Hey guys, now I have an assignment to create code that will ask for a number and then calculate the factorial of it with a for loop in a separate function and return the value to main..

Here is my code, I think it looks pretty good, but when I run it it just sends me the black box and it just stays blank with the blinking _ so Im not sure if it is trying to run it or something else is going on.

#include <iostream>

using namespace std;

double factorial(double num); //factorial prototype

void main ()
	int num;
	int answer;
	answer= factorial(num);
	cout << "Please enter a number: ";
	cin >> num;
	if (num < 0)
			cout <<"Please enter a positive integer.\n";
			cout <<"Factorial of " << num << " is: " <<answer;
	cout << "\n\n";

system ("pause");

//compute factorial 
double factorial (double num)
	double answer;
	int n;
	for (n = 1; n <= num; n++)
		num *= n;
	return answer;

First, you are calling the factorial function before taking the input from user i.e. num is not initialized.

Secondly, the loop inside factorial function is infinite. It is supposed to run from 1 to num, but watch carefully you are multiplying num inside it so it'll keep on increasing and the loop will go on forever. Also, you are returning answer which has never been initialized.

Edited 5 Years Ago by vidit_X: n/a

The art of programming starts when you carefully crafted code doesn't work. That is when you start trying to make your code do something, (anything), to help you understand it. Yours is a classic case.

The first thing to do is add a print statement std::cout<<"I am here"<<std::endl; . The first place to try is straight after int main() { .

Second turn on the compiler warnings, and fix 100% of them. For example it is int main() not void.

Thirdly, start printing out every variable, and figure out if you believe the value you are seeing.

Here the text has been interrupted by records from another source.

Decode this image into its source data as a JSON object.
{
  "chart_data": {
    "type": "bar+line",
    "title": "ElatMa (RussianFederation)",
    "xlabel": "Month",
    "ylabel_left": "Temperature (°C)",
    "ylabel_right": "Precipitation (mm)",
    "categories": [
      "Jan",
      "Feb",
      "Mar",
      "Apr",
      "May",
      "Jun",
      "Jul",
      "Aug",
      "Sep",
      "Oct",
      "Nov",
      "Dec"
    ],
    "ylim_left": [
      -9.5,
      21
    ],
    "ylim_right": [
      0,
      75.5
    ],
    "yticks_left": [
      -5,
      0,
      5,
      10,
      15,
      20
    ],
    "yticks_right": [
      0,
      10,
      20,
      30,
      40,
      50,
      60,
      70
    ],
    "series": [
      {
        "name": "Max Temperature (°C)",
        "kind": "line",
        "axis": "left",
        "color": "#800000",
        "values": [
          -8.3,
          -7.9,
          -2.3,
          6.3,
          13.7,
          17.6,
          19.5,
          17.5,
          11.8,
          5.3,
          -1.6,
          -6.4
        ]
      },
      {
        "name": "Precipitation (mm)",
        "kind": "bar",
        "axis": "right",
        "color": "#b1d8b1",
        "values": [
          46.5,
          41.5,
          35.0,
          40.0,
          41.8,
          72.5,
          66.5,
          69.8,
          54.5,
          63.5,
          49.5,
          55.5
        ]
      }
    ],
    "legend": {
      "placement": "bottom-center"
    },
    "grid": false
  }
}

Finally, on most systems you are going to get away with it, but std::cout is buffered and the buffer is flushed with the command std::cout.flush(); However, that is a lot of hassle to write after every output, so we have the stream modifier std::endl which does two things: (a) adds a line-feed (return) which is appropriate for the system, and second flushed the output. That means that it doesn't wait till the end of the program or the buffer becoming overly full to output the text to the screen or file. In this case, were the program is hanging that might be something to think about.